London - Edward Rutherfurd [164]
It was a long time since he had bothered to visit St Bartholomew’s, and as Michael escorted him round, he could not help admiring the place. The priory consisted of a large Norman church, cloisters, a refectory and richly furnished monastic buildings. Not only was the priory well endowed, but every August, at the feast of St Bartholomew, it held an important cloth fair at Smithfield, from which it enjoyed a handsome profit. The members of the community, known as canons regular, were a small but distinguished company who lived in pleasant comfort.
The church itself was a noble structure with a broad, high nave, massive pillars, Roman arches and barrel vaults. The more intimate choir was especially fine, with a two-tiered screen of rounded pillars and arches forming a semicircle at the eastern end behind the altar. As the early autumn light filtered softly into this mellow interior, even the red-faced alderman was affected by its atmosphere, a mixture of Norman strength and Oriental warmth that conjured up images and echoes of the Host, the chalice, and of knights on crusade to the Holy Land.
Yet even though he tried to be agreeable, Bull could not help it if certain things began to irritate him. Somehow the sight of his brother’s bare toes and the faint slapping sound of his sandals upon the flagstones annoyed him. And why did this Barnikel woman with her strangely squinting eye keep staring at him so malevolently? As they toured the cloister, he was already breathing heavily.
Then came the moment Bull dreaded: they entered the hospital.
St Bartholomew’s Hospital was quite separate from the priory. Its brothers and sisters were not canons regular but a much humbler order of folk.

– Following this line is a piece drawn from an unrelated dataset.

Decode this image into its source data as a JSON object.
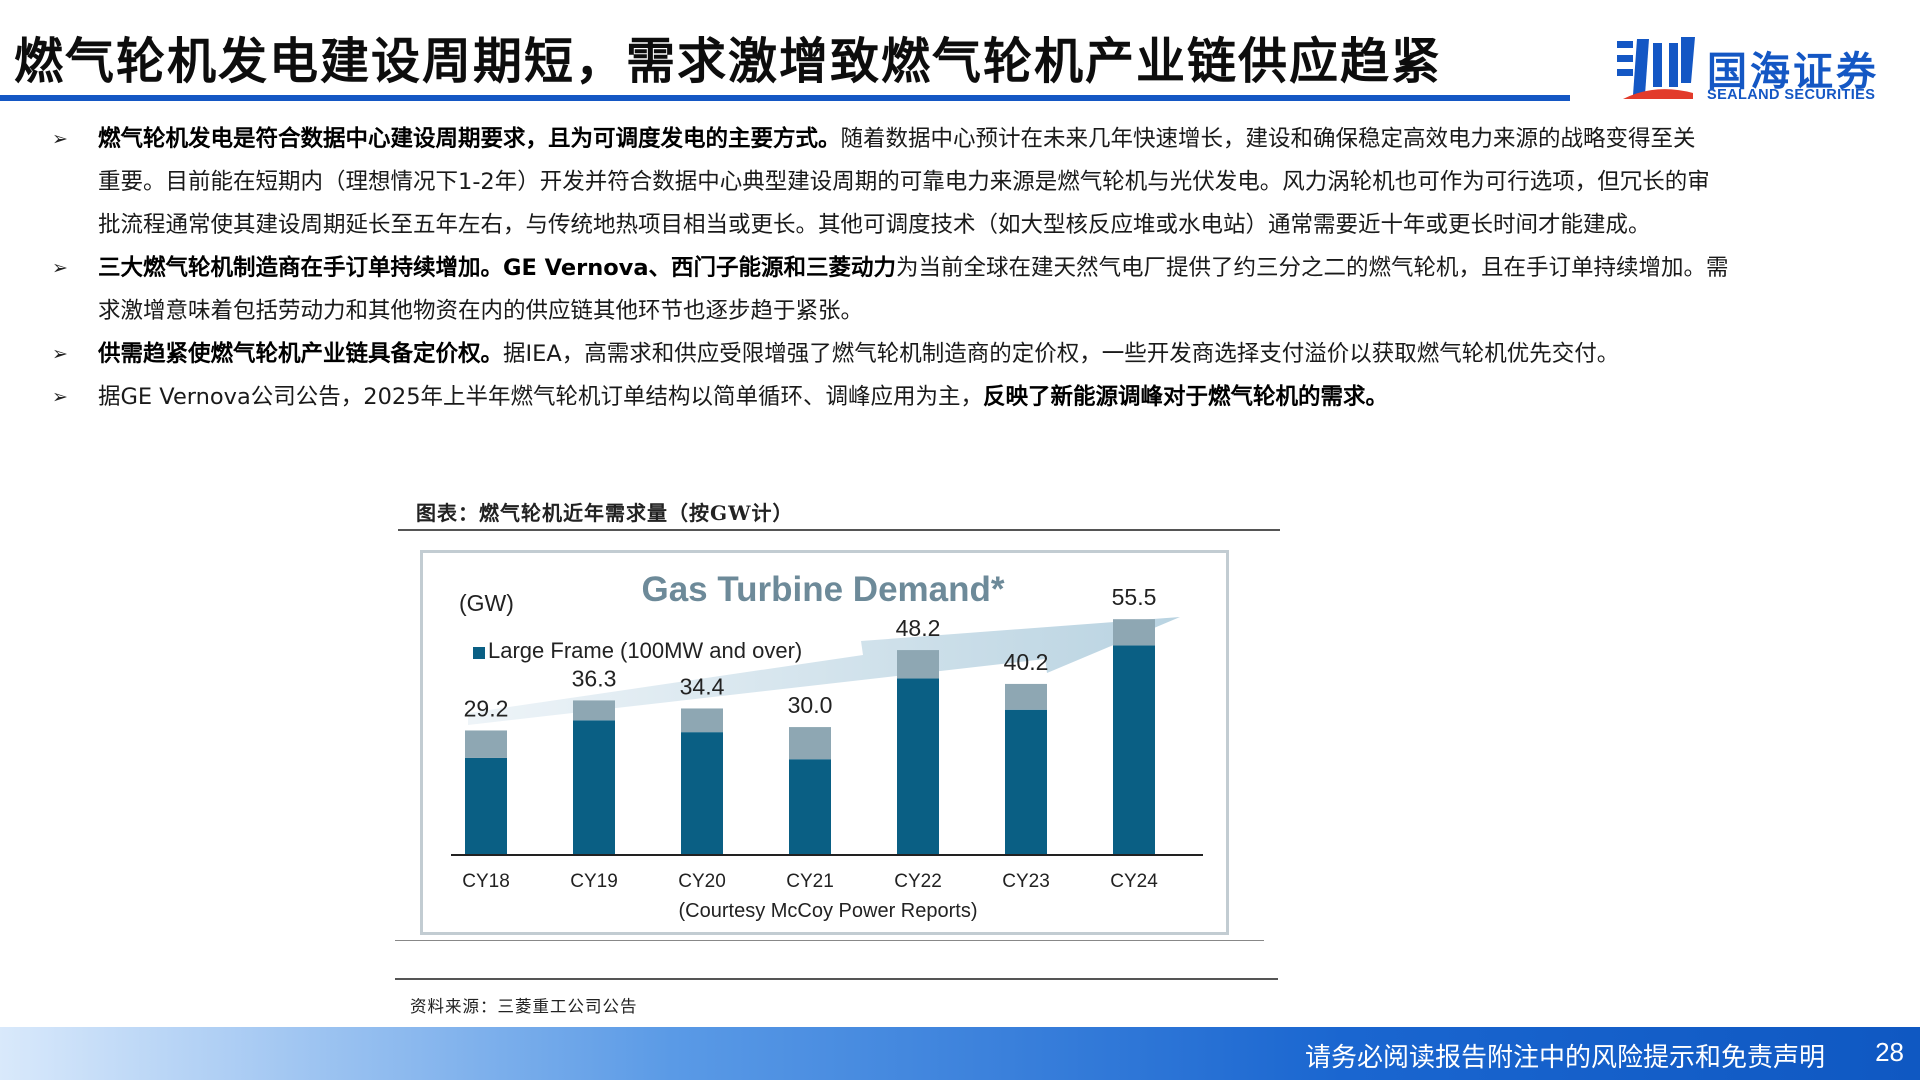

The main building, to which Brother Michael now cheerfully led them, was a long, undecorated, rather narrow dormitory like a cloister walk, with a simple little chapel at one end.
Like most hospitals at that time, Bartholomew’s had begun as a hospice, a place of rest for weary travellers and pilgrims. But that had soon changed and Brother Michael and Sister Mabel were proud of their collection – now numbering over fifty – of the sick and helpless. There were three blind men, half a dozen crippled to some degree, several senile old women. There were men with ague, women with boils, the ill and suffering of every kind. As was the custom of the age, they were placed two, three or even more to a bed. The alderman looked at them with horror.
“Are any of them lepers?” he asked. Only a month before, a leprous baker had been discovered selling bread in the city.
“Not yet.”
Bull shuddered. What was he doing here? And what was his own brother, who might at least have upheld the family honour in a prestigious monastery, doing in such a disgusting place?
It was as they came out into the sunshine that Brother Michael made his move. The alderman had to admit that he did it with grace. Taking him gently by the arm and leading him a few paces away from Mabel, he began quietly: “My dear brother,” he said with obvious sincerity, “I’m sure our mother plagued you, but it has still touched my heart to see you here. You must forgive me, therefore,” he smiled, “if now, for a moment, I try to save your immortal soul.”
Bull grinned ruefully. “You think I’ll go to hell?”
His brother paused. “Since you ask, yes.”
“You wouldn’t want Bocton back in the family?”
“It is family pride, my dear brother, that is blinding you to your sin.”
“Someone else will buy Bocton if I don’t.”
“That doesn’t make it right.”
They had turned round and were pacing back towards Mabel, whom they had both forgotten for a moment. It was then that Bull, with a sigh and a shake of his head, uttered the terrible words: “It’s all very well to lecture me, Brother Michael, but you’re wasting your time. I’m not afraid of damnation. The fact is, I don’t believe in God.”
Mabel gasped.
Yet it was not such a shocking statement.